CONLEY COMMENTARY (WSAU) – There is very little that is real or accurate about the hit movie-musical The Greatest Showman, about circus entrepreneur P.T. Barnum.
He was a short, squatty man who looked nothing like Hugh Jackman. In the movie, even the lions and elephants aren’t real. They’re computer generated. And Barnum was not a benevolent man.
Entertainment in the early 1900s was more macabre; Barnum was indeed exploiting people who were different and whose only line of work was displaying themselves as side-show freaks. Barnum’s wife Charity came to see him as an exploiter and wanted him to get out of show business.
There is an authentic moment in the film. Barnum’s American Museum has been destroyed by fire. He appears to be ruined financially. And his biggest public critic, a newspaperman James Gorden Bennett from the New York Evening Herald, wrote this: “I never liked his show. But the people certainly did. Putting people of all shapes, sizes, colors. Putting them on stage together and presenting them as equals; another critic might have even called it a celebration of humanity.”

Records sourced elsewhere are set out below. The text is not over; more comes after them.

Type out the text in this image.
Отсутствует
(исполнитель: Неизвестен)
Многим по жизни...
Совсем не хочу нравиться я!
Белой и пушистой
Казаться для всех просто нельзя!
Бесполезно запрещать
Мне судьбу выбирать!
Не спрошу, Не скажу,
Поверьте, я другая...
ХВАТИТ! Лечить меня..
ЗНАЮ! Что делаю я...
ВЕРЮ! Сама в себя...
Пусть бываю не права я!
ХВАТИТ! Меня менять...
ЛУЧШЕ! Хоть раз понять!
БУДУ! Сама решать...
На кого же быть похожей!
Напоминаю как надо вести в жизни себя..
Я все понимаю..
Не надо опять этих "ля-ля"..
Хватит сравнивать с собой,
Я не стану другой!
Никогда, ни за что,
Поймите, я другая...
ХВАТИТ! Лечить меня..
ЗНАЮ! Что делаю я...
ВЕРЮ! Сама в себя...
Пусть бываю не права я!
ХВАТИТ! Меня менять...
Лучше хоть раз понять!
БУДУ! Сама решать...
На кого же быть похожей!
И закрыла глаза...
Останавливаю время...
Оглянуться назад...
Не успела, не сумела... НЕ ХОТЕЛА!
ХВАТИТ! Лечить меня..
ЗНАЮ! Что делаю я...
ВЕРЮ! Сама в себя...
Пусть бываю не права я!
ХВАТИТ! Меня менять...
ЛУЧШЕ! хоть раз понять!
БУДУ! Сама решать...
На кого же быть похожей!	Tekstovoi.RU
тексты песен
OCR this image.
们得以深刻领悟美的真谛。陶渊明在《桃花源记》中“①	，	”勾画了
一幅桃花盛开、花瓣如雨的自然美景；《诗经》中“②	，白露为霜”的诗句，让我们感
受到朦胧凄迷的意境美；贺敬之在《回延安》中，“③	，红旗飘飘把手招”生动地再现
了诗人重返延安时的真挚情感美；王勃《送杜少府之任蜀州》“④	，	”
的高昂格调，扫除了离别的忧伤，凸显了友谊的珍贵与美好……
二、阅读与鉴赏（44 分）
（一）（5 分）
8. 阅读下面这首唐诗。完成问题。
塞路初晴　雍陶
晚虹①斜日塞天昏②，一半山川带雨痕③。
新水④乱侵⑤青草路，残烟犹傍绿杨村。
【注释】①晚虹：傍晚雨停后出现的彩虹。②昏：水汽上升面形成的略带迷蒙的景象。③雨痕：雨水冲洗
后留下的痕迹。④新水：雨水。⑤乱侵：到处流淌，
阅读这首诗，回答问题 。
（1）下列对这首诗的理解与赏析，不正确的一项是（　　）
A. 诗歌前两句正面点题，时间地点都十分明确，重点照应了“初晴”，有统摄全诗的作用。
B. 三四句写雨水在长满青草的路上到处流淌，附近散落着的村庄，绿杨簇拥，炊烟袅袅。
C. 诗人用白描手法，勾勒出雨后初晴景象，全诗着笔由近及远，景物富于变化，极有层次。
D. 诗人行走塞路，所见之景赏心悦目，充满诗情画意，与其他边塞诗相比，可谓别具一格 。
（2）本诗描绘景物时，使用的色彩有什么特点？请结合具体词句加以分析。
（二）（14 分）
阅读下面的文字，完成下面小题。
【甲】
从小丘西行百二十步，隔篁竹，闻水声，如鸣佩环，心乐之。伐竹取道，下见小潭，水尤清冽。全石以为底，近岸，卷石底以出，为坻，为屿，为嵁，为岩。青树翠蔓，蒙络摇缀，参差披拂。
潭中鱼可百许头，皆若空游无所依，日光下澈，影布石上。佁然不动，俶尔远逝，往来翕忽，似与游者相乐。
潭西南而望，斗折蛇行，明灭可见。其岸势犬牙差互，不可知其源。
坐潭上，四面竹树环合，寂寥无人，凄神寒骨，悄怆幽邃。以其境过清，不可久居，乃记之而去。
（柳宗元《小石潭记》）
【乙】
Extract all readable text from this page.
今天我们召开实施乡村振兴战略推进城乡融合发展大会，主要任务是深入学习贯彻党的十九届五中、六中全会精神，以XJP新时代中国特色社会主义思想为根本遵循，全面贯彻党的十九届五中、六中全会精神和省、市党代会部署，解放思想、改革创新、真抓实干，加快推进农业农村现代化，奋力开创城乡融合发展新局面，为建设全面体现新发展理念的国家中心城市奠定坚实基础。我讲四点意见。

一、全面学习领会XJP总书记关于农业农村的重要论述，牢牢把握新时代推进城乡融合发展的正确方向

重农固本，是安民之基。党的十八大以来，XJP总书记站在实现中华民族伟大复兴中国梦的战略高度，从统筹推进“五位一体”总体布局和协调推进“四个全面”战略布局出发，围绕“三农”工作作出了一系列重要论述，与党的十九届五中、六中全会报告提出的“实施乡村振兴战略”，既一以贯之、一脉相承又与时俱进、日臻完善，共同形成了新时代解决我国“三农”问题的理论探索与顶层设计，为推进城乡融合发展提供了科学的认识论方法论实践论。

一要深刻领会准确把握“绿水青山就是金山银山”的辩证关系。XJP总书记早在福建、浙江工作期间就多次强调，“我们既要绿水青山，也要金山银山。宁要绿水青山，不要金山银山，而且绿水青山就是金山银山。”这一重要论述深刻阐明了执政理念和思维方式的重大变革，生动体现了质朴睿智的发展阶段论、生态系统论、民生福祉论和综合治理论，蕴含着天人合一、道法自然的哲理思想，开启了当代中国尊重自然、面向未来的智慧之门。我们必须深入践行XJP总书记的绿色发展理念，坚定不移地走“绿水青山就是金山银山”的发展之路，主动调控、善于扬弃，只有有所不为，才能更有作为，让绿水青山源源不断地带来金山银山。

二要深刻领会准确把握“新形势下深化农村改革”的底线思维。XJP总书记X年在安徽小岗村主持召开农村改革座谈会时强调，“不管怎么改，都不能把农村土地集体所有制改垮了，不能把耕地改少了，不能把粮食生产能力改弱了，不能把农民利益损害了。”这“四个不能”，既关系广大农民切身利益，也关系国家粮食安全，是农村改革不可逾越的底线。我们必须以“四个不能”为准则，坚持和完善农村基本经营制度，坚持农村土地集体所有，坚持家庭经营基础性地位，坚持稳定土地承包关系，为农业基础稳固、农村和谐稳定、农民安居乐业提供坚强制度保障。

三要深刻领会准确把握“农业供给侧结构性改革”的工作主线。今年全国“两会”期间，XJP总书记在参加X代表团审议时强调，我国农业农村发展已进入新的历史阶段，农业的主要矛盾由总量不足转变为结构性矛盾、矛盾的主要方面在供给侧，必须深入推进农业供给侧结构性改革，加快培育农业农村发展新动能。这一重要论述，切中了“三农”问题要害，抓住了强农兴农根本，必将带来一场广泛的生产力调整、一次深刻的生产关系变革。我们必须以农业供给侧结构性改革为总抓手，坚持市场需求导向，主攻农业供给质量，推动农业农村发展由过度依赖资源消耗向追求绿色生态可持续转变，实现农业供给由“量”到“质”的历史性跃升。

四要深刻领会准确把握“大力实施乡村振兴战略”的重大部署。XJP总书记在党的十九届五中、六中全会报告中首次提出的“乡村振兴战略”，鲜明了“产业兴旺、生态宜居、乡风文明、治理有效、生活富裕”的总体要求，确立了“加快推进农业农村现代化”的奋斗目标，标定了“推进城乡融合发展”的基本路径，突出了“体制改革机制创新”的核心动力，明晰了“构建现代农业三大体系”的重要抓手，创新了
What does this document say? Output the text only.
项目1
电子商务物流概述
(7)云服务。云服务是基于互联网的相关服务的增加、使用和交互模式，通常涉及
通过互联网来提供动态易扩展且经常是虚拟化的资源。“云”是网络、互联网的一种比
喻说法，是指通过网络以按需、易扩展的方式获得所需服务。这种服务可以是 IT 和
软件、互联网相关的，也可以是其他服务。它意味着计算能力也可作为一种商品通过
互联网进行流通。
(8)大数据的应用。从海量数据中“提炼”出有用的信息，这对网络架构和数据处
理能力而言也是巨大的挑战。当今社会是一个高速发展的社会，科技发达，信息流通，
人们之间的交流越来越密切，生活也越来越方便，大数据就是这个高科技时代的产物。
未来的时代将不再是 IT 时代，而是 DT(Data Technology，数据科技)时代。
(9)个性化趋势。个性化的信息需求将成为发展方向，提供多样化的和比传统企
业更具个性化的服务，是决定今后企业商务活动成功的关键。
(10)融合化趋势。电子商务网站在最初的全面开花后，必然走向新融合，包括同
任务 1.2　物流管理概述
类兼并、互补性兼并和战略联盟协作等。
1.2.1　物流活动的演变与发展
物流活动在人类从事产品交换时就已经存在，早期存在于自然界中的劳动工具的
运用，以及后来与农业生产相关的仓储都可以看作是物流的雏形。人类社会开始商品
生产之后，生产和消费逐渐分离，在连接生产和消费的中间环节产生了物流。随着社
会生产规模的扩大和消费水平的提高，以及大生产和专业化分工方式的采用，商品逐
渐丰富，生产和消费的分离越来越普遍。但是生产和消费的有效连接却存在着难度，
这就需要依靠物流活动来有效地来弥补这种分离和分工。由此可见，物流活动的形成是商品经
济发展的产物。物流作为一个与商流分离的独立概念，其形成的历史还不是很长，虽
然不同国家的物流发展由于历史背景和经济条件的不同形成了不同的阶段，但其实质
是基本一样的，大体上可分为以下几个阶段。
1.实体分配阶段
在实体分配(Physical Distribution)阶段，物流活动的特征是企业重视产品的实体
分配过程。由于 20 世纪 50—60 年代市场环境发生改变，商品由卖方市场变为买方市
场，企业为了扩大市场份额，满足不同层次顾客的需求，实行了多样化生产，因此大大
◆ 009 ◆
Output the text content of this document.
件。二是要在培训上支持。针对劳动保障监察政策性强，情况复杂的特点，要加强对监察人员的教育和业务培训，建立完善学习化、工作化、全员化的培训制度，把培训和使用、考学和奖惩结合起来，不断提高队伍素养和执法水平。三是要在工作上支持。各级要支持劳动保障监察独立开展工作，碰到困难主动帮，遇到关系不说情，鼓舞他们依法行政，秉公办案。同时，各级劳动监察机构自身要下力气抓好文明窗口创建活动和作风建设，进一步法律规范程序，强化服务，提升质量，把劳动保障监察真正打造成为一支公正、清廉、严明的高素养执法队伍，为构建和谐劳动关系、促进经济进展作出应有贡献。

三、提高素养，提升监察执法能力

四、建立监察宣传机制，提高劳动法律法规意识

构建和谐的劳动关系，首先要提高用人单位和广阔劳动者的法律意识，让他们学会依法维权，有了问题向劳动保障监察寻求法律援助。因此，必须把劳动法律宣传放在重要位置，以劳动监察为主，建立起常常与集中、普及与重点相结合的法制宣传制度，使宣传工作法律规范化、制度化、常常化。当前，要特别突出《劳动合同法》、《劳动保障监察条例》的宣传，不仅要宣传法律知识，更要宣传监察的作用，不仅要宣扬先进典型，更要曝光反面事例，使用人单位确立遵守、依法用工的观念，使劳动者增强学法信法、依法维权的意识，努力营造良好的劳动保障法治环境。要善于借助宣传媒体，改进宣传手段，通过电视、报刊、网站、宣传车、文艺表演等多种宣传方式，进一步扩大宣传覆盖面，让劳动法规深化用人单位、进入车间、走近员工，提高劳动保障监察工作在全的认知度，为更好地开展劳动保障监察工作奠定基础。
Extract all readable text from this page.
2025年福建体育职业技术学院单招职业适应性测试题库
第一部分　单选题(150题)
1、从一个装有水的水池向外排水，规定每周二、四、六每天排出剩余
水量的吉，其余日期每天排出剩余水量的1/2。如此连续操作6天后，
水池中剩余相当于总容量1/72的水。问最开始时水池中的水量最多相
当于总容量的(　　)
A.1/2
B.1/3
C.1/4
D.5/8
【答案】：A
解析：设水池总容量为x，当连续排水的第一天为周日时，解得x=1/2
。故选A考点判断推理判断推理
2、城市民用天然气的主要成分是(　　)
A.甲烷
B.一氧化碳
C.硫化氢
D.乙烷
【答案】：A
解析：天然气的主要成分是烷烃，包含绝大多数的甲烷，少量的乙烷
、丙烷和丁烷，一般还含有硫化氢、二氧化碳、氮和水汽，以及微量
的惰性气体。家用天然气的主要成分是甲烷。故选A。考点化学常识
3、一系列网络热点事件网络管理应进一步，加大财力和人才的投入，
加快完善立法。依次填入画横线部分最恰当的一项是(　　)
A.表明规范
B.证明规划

I’ve always thought that says something about God. There are 8 billion people on earth, all of them created by God, no two are exactly alike. Now most of us are not so different that P.T. Barnum would exhibit us. But as you go out today and interact with others, remember you are unique – different from everyone you will ever meet. If you think God brings order to the universe, yes and no. God is the creator, a word that derives from creativity. Look around you today. Everything you see is a celebration of God’s boundless creativity. Even you and me.